AggregationStyle        :

BaseCounter             : total_ops

Desc                    : Average latency in microseconds for the WAFL filesystem to process all the operations on the

                          volume; not including request processing or network communication time

IsKey                   :

Labels                  :

Name                    : avg_latency

NcController            : 10.61.167.254

PrivilegeLevel          : basic

Properties              : average

TranslationInputCounter :

Type                    :

Unit                    : microsec

IsKeySpecified          : False

With this information, we know that we can calculate the avg_latency value (in microseconds) by reading the values of the avg_latency and total_ops counters twice (separated by some time), then do the calculation:

(avg_latency[1] - avg_latency[0]) / (total_ops[1] - total_ops[0])

Where avg_latency[0] and total_ops[0] are the values from the first reading and avg_latency[1] and total_ops[1] are the values from the second reading.

Here is some rough PowerShell code (you can probably clean up pulling the data values from the CounterData):

[3.0] 10.61.167.254> $perfdata1 = Get-NcPerfData -Name volume -InstanceUuid 3e964011-7259-11dc-a5ef-123478563412 -Counter avg_latency, total_ops

(wait a few seconds...)

[3.0] 10.61.167.254> $perfdata2 = Get-NcPerfData -Name volume -InstanceUuid 3e964011-7259-11dc-a5ef-123478563412 -Counter avg_latency, total_ops

[3.0] 10.61.167.254> $avg_latency = @( ($perfdata1.Counters | ? { $_.Name -eq 'avg_latency' }).Value, ($perfdata2.Counters | ? {$_.Name -eq 'avg_latency' } ).Value )

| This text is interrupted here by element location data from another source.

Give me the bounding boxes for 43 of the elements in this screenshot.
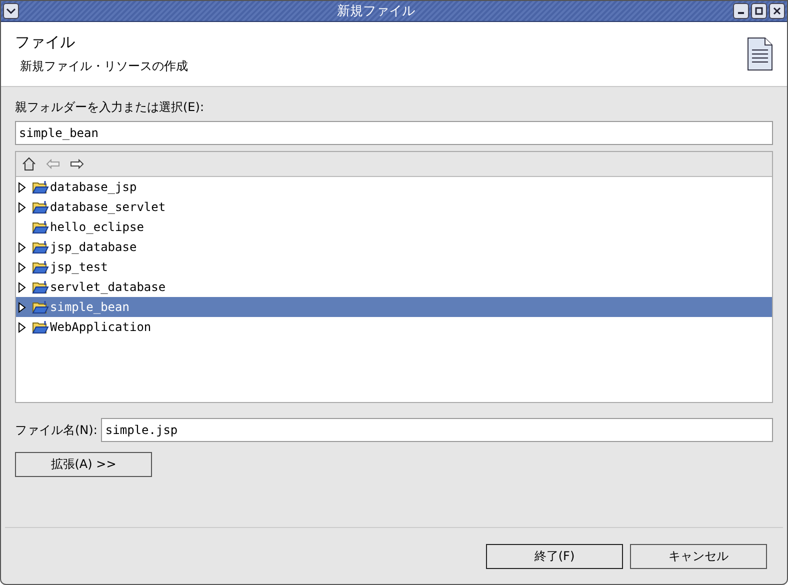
forward-arrow-icon[interactable] xyxy=(70,159,84,169)
expand-triangle-icon[interactable] xyxy=(18,302,26,312)
tree-item[interactable]: hello_eclipse xyxy=(16,217,772,237)
folder-icon xyxy=(32,320,49,334)
folder-icon xyxy=(32,280,49,294)
tree-item[interactable]: simple_bean xyxy=(16,297,772,317)
expand-triangle-icon[interactable] xyxy=(18,182,26,192)
tree-item[interactable]: database_servlet xyxy=(16,197,772,217)
cancel-button[interactable]: キャンセル xyxy=(630,544,767,568)
file-name-field[interactable]: simple.jsp xyxy=(101,418,773,442)
caret-icon xyxy=(6,7,16,15)
window-title: 新規ファイル xyxy=(337,3,415,20)
document-icon xyxy=(747,37,773,71)
folder-icon xyxy=(32,300,49,314)
home-icon[interactable] xyxy=(22,157,36,171)
tree-item[interactable]: jsp_database xyxy=(16,237,772,257)
folder-icon xyxy=(32,200,49,214)
folder-icon xyxy=(32,260,49,274)
expand-triangle-icon[interactable] xyxy=(18,202,26,212)
folder-icon xyxy=(32,180,49,194)
tree-item[interactable]: servlet_database xyxy=(16,277,772,297)
expand-triangle-icon[interactable] xyxy=(18,282,26,292)
window-menu-button[interactable] xyxy=(3,3,19,19)
tree-item[interactable]: database_jsp xyxy=(16,177,772,197)
expand-triangle-icon[interactable] xyxy=(18,322,26,332)
maximize-icon xyxy=(755,7,763,15)
file-name-label: ファイル名(N): xyxy=(15,422,98,438)
parent-folder-field[interactable]: simple_bean xyxy=(15,121,773,145)
expand-triangle-icon[interactable] xyxy=(18,242,26,252)
advanced-button[interactable]: 拡張(A) >> xyxy=(15,452,152,477)
folder-icon xyxy=(32,240,49,254)
maximize-button[interactable] xyxy=(751,3,767,19)
finish-button[interactable]: 終了(F) xyxy=(486,544,623,568)
close-icon xyxy=(773,7,781,15)
tree-item[interactable]: WebApplication xyxy=(16,317,772,337)
parent-folder-label: 親フォルダーを入力または選択(E): xyxy=(15,99,205,116)
close-button[interactable] xyxy=(769,3,785,19)
minimize-button[interactable] xyxy=(733,3,749,19)
tree-item[interactable]: jsp_test xyxy=(16,257,772,277)
page-title: ファイル xyxy=(15,33,76,52)
page-description: 新規ファイル・リソースの作成 xyxy=(19,58,188,75)
folder-icon xyxy=(32,220,49,234)
expand-triangle-icon[interactable] xyxy=(18,262,26,272)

[3.0] 10.61.167.254> $total_ops = @( ($perfdata1.Counters | ? { $_.Name -eq 'total_ops'}).Value, ($perfdata2.Counters | ? {$_.Name -eq 'total_ops'} ).Value )

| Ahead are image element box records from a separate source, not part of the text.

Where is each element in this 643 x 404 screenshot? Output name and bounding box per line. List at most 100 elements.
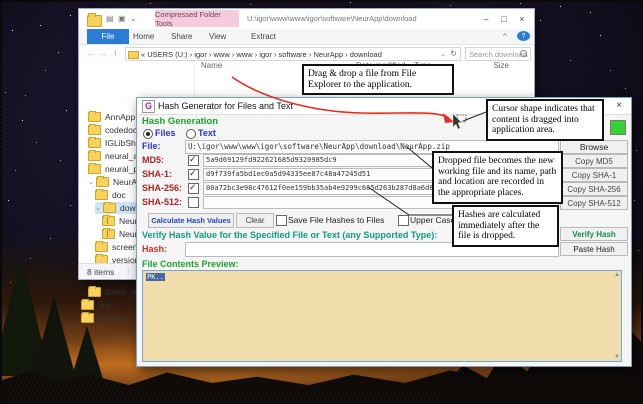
hash-label-sha1: SHA-1:	[142, 169, 186, 179]
address-dropdown-icon[interactable]: ⌄	[440, 50, 446, 58]
scroll-up-icon[interactable]: ▲	[614, 272, 620, 278]
ribbon-collapse-chevron-icon[interactable]: ^	[497, 29, 513, 44]
expand-chevron-icon[interactable]: ⌄	[88, 178, 94, 186]
tree-item-label: invc	[98, 300, 113, 310]
preview-selected-text: PK..	[146, 273, 165, 281]
file-label: File:	[142, 141, 161, 151]
preview-label: File Contents Preview:	[142, 259, 239, 269]
hash-app-icon: G	[142, 100, 155, 113]
tree-item-codedoc[interactable]: codedoc	[88, 124, 137, 136]
hash-label-md5: MD5:	[142, 155, 186, 165]
save-hashes-checkbox[interactable]	[276, 215, 287, 226]
tab-view[interactable]: View	[203, 29, 232, 44]
forward-icon[interactable]: →	[99, 48, 108, 58]
search-placeholder: Search download	[469, 50, 527, 59]
hash-checkbox-sha512[interactable]	[188, 197, 199, 208]
browse-button[interactable]: Browse	[560, 140, 628, 154]
column-header-name[interactable]: Name	[201, 61, 222, 70]
zip-folder-icon	[102, 216, 115, 226]
upper-case-label[interactable]: Upper Case	[410, 215, 455, 225]
hash-checkbox-sha256[interactable]	[188, 183, 199, 194]
copy-button-sha1[interactable]: Copy SHA-1	[560, 168, 628, 182]
folder-icon	[81, 300, 94, 310]
folder-icon	[128, 51, 139, 59]
callout-hashes-calculated: Hashes are calculated immediately after …	[452, 205, 559, 247]
hash-checkbox-md5[interactable]	[188, 155, 199, 166]
text-radio-label[interactable]: Text	[198, 128, 216, 138]
address-bar: ← → ↑ « USERS (U:) › igor › www › www › …	[79, 45, 534, 62]
qat-properties-icon[interactable]: ▤	[106, 14, 114, 23]
hash-label-sha256: SHA-256:	[142, 183, 186, 193]
folder-icon	[88, 125, 101, 135]
hash-checkbox-sha1[interactable]	[188, 169, 199, 180]
folder-icon	[81, 313, 94, 323]
copy-button-md5[interactable]: Copy MD5	[560, 154, 628, 168]
qat-newfolder-icon[interactable]: ▣	[118, 14, 126, 23]
callout-drag-drop: Drag & drop a file from File Explorer to…	[302, 64, 454, 95]
desktop: ▤ ▣ ⌄ Compressed Folder Tools U:\igor\ww…	[0, 0, 643, 404]
tab-share[interactable]: Share	[165, 29, 198, 44]
breadcrumb-path[interactable]: « USERS (U:) › igor › www › www › igor ›…	[141, 50, 382, 59]
explorer-app-icon	[87, 15, 102, 27]
files-radio[interactable]	[143, 129, 153, 139]
ribbon-tab-bar: File Home Share View Extract ^ ?	[79, 29, 534, 45]
calculate-hash-button[interactable]: Calculate Hash Values	[148, 213, 234, 228]
folder-icon	[88, 287, 101, 297]
expand-chevron-icon[interactable]: ⌄	[95, 204, 101, 212]
tree-item-label: codedoc	[105, 125, 137, 135]
window-title-path: U:\igor\www\www\igor\software\NeurApp\do…	[247, 14, 417, 23]
tree-item-annapp[interactable]: AnnApp	[88, 111, 135, 123]
status-divider: |	[127, 266, 129, 276]
verify-heading: Verify Hash Value for the Specified File…	[142, 230, 437, 240]
tree-item-doc[interactable]: doc	[95, 189, 126, 201]
clear-button[interactable]: Clear	[236, 213, 274, 228]
folder-icon	[88, 164, 101, 174]
starfield	[0, 0, 1, 1]
tree-item-invc[interactable]: invc	[81, 299, 113, 311]
hash-generation-label: Hash Generation	[142, 116, 218, 127]
folder-icon	[96, 177, 109, 187]
scroll-down-icon[interactable]: ▼	[614, 354, 620, 360]
tab-file[interactable]: File	[87, 29, 129, 44]
text-radio[interactable]	[186, 129, 196, 139]
copy-button-sha512[interactable]: Copy SHA-512	[560, 196, 628, 210]
folder-icon	[95, 242, 108, 252]
copy-button-sha256[interactable]: Copy SHA-256	[560, 182, 628, 196]
hash-label-sha512: SHA-512:	[142, 197, 186, 207]
upper-case-checkbox[interactable]	[398, 215, 409, 226]
minimize-button[interactable]: –	[478, 11, 494, 26]
callout-cursor-shape: Cursor shape indicates that content is d…	[486, 99, 604, 141]
folder-icon	[88, 151, 101, 161]
drop-indicator	[610, 120, 626, 135]
tab-home[interactable]: Home	[127, 29, 160, 44]
close-icon[interactable]: ×	[612, 100, 626, 112]
tree-item-inverse[interactable]: inverse	[81, 312, 125, 324]
search-icon[interactable]	[520, 50, 527, 57]
folder-icon	[88, 138, 101, 148]
hash-window-title: Hash Generator for Files and Text	[158, 101, 293, 111]
hash-input-label: Hash:	[142, 244, 167, 254]
contextual-tab-header: Compressed Folder Tools	[155, 10, 239, 27]
search-input[interactable]: Search download	[465, 47, 531, 61]
explorer-titlebar[interactable]: ▤ ▣ ⌄ Compressed Folder Tools U:\igor\ww…	[79, 9, 534, 29]
folder-icon	[88, 112, 101, 122]
qat-customize-icon[interactable]: ⌄	[130, 14, 137, 23]
breadcrumb[interactable]: « USERS (U:) › igor › www › www › igor ›…	[125, 47, 461, 61]
save-hashes-label[interactable]: Save File Hashes to Files	[288, 215, 384, 225]
folder-icon	[95, 190, 108, 200]
help-icon[interactable]: ?	[517, 31, 530, 41]
column-header-size[interactable]: Size	[469, 61, 509, 70]
tree-item-label: inverse	[98, 313, 125, 323]
callout-dropped-file: Dropped file becomes the new working fil…	[432, 151, 563, 204]
up-icon[interactable]: ↑	[113, 48, 117, 58]
file-contents-preview[interactable]: PK.. ▲ ▼	[142, 270, 622, 362]
paste-hash-button[interactable]: Paste Hash	[560, 242, 628, 256]
back-icon[interactable]: ←	[87, 48, 96, 58]
close-button[interactable]: ×	[514, 11, 530, 26]
maximize-button[interactable]: □	[496, 11, 512, 26]
tab-extract[interactable]: Extract	[245, 29, 282, 44]
folder-icon	[103, 203, 116, 213]
files-radio-label[interactable]: Files	[155, 128, 176, 138]
verify-hash-button[interactable]: Verify Hash	[560, 227, 628, 241]
refresh-icon[interactable]: ↻	[450, 49, 457, 58]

[3.0] 10.61.167.254> ($avg_latency[1] - $avg_latency[0]) / ($total_ops[1] - $total_ops[0])

48.2258064516129

Also, check out the Invoke-NcSysstat cmdlet which will give you a value for the avg_latency counter in the form of a .NET TimeSpan object:

[3.0] 10.61.167.254> Invoke-NcSysstat -Volume clusterdisks -Count 5 | select Name, TotalLatency

Name                                                        TotalLatency

----                                                        ------------

clusterdisks                                                00:00:00.0001083

clusterdisks                                                00:00:00.0001850

clusterdisks                                                00:00:00.0000703

clusterdisks                                                00:00:00.0000268

clusterdisks                                                00:00:00.0001520

-Steven

Re: Discrepancy in performance data reported by the Powershell Toolkit and DFM. Need urgent help to understand why?

Thanks for the explanation Steven! This works! Appreciate your help!